De leerlingen zijn bijna in extase:
is het nieuwe van het visioen van het paradijs dan toch al begonnen?
En Jezus zet ze nuchter op hun benen:
je hoeft je niet te verbazen;
dat is toch het visioen dat ons gaande houdt,
de Satan heeft het niet voor het zeggen;
hij valt van zijn troon. - dat is immers zijn bestemming, zijn lot;
als je opgetogen wilt zijn:
het bijzondere is: dat jullie namen bij God bekend zijn,
God die jullie naam in de palm van zijn hand heeft geschreven.

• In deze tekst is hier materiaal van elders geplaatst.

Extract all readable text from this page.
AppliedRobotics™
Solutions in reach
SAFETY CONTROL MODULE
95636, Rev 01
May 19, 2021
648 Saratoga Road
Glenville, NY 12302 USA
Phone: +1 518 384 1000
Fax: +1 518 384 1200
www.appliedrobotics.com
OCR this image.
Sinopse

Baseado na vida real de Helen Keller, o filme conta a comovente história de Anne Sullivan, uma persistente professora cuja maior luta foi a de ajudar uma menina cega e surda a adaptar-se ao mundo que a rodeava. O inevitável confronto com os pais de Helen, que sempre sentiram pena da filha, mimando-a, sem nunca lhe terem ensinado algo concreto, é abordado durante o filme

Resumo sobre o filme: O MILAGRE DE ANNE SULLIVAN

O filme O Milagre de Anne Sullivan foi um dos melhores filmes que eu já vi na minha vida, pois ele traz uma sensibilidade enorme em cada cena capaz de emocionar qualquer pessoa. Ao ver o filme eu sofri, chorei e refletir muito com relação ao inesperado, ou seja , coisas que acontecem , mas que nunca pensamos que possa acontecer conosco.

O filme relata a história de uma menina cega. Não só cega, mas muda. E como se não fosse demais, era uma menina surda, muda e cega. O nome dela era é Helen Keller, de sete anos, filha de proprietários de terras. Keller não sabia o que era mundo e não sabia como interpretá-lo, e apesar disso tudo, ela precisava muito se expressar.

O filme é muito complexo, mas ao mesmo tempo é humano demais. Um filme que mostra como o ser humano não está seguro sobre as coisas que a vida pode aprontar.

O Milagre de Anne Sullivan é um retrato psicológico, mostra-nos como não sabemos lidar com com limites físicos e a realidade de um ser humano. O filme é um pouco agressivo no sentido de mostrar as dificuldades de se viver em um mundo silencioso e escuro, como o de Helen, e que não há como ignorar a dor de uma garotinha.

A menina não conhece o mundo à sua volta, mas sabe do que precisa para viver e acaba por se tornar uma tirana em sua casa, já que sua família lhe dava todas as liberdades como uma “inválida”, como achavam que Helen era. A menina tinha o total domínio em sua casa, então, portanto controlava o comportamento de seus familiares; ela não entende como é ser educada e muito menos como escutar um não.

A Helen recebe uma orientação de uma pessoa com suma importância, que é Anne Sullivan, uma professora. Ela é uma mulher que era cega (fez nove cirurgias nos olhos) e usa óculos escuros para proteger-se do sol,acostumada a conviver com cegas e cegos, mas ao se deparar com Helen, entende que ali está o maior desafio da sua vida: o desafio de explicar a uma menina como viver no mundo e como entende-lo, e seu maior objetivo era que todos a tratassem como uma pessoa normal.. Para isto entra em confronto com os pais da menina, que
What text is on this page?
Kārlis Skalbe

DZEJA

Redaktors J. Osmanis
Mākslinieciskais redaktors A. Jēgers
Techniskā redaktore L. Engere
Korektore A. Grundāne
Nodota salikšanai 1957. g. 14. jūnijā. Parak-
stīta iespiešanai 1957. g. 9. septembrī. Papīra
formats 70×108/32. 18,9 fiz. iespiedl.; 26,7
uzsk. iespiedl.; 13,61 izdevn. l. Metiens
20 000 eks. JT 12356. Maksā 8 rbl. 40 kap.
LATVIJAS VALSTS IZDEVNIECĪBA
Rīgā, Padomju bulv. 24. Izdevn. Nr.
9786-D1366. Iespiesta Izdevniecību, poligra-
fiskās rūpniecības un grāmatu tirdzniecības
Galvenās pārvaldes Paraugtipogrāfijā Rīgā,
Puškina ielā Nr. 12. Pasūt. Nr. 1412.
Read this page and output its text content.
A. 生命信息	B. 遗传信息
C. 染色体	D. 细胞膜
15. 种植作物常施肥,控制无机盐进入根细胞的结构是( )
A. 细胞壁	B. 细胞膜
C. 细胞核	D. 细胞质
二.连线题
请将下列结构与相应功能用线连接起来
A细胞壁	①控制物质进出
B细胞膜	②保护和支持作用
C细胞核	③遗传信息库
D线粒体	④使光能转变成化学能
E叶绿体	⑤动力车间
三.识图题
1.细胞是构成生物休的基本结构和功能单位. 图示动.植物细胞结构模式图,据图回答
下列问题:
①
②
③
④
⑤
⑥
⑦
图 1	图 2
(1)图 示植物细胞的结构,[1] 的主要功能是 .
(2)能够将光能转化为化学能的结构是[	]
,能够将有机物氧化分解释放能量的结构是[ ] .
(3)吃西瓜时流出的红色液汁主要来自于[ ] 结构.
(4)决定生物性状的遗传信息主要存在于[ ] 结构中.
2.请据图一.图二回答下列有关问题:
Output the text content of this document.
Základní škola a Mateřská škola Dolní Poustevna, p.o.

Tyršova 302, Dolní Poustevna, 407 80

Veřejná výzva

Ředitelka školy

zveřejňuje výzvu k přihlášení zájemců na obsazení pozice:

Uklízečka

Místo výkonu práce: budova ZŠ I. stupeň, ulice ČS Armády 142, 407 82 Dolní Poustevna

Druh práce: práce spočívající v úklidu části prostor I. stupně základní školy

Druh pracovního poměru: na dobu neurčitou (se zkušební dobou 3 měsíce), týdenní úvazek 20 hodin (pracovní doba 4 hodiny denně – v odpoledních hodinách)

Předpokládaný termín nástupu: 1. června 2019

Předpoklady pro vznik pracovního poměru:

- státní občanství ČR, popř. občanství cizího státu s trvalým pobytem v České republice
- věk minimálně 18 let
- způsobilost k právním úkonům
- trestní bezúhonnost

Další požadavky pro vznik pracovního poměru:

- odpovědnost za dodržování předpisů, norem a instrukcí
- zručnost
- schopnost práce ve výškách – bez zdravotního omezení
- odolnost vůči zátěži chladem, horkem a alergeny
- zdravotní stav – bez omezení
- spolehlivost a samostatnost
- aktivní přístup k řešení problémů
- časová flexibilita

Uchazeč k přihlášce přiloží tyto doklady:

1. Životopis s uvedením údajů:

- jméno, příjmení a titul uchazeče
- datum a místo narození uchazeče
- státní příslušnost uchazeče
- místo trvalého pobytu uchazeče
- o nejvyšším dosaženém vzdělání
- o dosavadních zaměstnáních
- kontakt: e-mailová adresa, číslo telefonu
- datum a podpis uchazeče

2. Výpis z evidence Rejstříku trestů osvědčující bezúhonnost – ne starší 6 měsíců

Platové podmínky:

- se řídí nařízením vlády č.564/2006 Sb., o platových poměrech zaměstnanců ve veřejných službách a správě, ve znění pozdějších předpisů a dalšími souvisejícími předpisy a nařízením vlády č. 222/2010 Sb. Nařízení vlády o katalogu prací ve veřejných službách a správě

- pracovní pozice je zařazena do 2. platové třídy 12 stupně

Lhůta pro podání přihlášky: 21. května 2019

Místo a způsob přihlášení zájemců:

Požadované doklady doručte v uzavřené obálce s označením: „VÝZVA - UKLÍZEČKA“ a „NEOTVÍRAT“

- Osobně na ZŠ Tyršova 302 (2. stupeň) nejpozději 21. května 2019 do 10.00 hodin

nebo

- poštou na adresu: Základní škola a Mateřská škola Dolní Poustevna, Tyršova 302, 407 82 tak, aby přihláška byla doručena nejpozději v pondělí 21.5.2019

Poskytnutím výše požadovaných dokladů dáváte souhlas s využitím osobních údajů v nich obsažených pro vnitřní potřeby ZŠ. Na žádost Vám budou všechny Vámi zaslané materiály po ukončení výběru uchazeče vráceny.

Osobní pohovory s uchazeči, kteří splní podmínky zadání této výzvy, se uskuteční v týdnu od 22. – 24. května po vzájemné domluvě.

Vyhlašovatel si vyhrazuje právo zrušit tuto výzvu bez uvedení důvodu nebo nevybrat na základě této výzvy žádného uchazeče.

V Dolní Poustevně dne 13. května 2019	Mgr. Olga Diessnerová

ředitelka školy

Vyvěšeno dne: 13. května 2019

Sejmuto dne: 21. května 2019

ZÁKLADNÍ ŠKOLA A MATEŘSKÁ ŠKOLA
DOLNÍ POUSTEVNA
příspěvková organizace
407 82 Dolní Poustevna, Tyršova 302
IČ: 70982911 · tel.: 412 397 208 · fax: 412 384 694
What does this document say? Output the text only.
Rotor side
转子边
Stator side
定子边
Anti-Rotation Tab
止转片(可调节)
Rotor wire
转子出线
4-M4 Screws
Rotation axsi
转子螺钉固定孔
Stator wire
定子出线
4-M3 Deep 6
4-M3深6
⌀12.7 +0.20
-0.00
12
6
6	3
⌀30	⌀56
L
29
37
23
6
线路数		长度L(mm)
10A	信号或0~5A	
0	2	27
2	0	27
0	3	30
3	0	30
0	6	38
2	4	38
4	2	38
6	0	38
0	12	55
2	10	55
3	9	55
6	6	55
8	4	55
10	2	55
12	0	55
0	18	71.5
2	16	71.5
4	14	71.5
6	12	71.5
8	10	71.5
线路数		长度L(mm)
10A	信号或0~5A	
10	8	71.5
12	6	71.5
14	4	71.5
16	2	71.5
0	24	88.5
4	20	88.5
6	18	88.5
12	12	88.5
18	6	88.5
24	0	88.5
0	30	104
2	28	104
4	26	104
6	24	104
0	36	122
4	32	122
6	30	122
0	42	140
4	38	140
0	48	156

Laat dat je gaande houden op je weg door de wereld:
God die ons kent

Voorbede

Vg. Laat ons bidden tot de God van vrede,
dat wij die vrede als stromen mogen begroeten

Lr. Wij bidden voor de gelovigen achter Jezus aan,
voor de zachtmoedigen onder hen, met hun eindeloos geduld;
dat ze blijven geloven in de zachte krachten,
in het visioen van het Lam van God,
Laat ons zingen en bidden.

Lr. Wij bidden voor de gelovigen op de weg van Jezus,
voor de volhouders, voor hen die het geloof blijven voorleven,
om taai geduld bidden we voor hen en om momenten van vervulling, even een stukje paradijs.
laat ons zingen en bidden.

Lr. Voor onze kerk, voor de kerken in hun vele gestalten,
dat ze blijven geloven in de kracht van het evangelie,
in de realisering van het Rijk van God.
Dat de kerken zelf al beeld van dat visioen mogen zijn.
Laat ons zingen en bidden.

Lr. Voor onze eigen parochie,
voor de intenties waarvoor ons gebed is gevraagd
....................
om verhoring van wat we vragen.
Laat ons zingen en bidden.

Vg. Voor de intenties van ons hier als parochiegemeenschap,
uit het boek

Vg.God van vrede, wij bidden U,
Ga met ons mee, waar wij ook gaan;
Zegen ons met de kracht van uw Geest,
die was in Jezus, uw lieve kind in eeuwigheid.